杨淑瑛破涕为笑,“谢谢祖母,我就知道祖母最疼我了。”
其他各府,后宅里的小姐听闻此,伤心难过不比杨淑瑛少。
“太子殿下竟真的喜欢男人?呜呜我不要喜欢她了……”放完狠话,抹了一会儿泪,这位小姐又梗着声音呜咽道,“我还是好喜欢太子殿下啊,怎么办呜呜……”
“太子难不成就喜欢姚廷潮那样健壮高大的?”一位小姐低头审视自己的身材,“我每餐吃多些,能不能长成姚廷潮那般呢?”
“……”
后宅女子为太子萧昕的性向如何哀伤难过、如何想法子要入太子的眼且不多说。
天幕上,阿婆主把萧昕的日记直接贴出来。
【谈恋爱竟然这么麻烦吗,有点烦了。
平日看着稳重沉着的人,为何会如此小气???
我不过是跟其他人多说几句话,他便能不高兴一整天。
我可是天子,每日上朝处理政务,同大臣商讨国事,哪能避免得了……唉,得跟他谈谈了,怎能男人的醋要吃,女人的醋也要吃。
竟然还问我难道没看出他们对我有意吗?呵,我是天子,他们不表现出喜欢我,难道要自寻死路表现出讨厌我?

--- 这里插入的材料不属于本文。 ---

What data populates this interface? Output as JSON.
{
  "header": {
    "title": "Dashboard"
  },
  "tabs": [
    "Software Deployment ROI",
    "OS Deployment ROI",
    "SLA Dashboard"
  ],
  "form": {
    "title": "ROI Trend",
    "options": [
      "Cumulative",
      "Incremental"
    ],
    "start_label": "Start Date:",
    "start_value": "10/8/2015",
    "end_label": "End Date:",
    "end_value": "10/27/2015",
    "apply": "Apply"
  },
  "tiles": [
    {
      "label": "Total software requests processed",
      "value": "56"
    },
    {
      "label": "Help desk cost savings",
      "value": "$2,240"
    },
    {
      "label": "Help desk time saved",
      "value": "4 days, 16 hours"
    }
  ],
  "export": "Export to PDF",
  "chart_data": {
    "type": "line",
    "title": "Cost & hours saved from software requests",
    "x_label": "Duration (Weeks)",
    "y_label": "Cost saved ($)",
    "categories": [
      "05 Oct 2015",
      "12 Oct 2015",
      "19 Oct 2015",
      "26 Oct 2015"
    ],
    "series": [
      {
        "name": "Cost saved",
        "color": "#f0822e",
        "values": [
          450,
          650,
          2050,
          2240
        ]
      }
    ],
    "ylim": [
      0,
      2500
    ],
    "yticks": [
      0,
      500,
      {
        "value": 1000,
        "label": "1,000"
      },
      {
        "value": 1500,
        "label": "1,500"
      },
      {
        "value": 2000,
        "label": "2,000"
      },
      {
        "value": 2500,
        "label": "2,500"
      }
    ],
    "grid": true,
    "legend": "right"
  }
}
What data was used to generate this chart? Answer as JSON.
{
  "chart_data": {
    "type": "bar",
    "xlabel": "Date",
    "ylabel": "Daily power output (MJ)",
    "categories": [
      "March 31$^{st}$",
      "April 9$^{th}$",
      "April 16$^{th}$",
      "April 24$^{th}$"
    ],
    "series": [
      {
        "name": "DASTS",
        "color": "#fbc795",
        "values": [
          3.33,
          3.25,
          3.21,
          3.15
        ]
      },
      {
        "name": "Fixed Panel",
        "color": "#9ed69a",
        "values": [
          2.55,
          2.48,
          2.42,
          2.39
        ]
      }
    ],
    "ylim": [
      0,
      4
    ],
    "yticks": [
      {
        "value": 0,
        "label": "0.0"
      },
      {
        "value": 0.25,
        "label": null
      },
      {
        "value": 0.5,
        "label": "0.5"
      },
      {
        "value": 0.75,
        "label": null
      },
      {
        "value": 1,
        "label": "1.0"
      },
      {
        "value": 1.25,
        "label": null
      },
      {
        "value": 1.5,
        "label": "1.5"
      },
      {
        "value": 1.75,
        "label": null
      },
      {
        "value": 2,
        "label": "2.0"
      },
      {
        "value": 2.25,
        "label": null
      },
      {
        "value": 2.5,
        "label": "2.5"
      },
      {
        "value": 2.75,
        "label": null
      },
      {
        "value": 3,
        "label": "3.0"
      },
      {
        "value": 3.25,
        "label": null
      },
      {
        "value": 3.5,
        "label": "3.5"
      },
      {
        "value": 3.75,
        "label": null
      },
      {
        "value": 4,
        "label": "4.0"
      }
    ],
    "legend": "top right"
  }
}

平日看着睿智聪颖的人,怎么一碰着这事,脑子就能被驴踢了一样。】
这是第一篇日记。
【今日他又吃醋了,只因淑瑛送了一份她亲自做的冰酪给我,他便不高兴了。
不高兴就不高兴吧,朕那有那么多时间去哄他。
不管他了,明儿他自己就会调整好过来找朕。】
这是第二篇日记。
【又又又吃醋了,姚廷潮你是从小在醋缸里长大的吗?
都是个老头子了,还这么爱吃醋。
罢了,明儿送点东西哄哄他,真是年龄越大脾气越大了。】
这是第三篇日记。
【要是在我们这个时代,姚廷潮就会明白爱上顶级魅魔,要有一颗强大到无坚不摧的心脏才能吃得下爱上对方后带来的酸涩,因为顶级魅魔绝大部分会撩而不自知。
而祖祖,就是这样的顶级魅魔。
我猜姚廷潮的遗憾,应该是他到死之前都得不到祖祖独一无二的爱和在意。
至于他是不是因为爱而生卑才有的遗憾,就不得而知了。】
天幕下。
所有人都看到这三篇日记里的无奈、苦恼、烦躁及纵容,原本还对此存疑的众人,这下是真真实实相信了。
只是,他们想不明白,为何太子就突然好男色了呢?
这……选秀还要不要开了?
众文官互相对视良久,没人出来拿个主意,原本他们都计划好了让家里的哪位姑娘来参选了,这厢得知太子好男色,若还送她们入宫参选,岂不是害了家里的姑娘。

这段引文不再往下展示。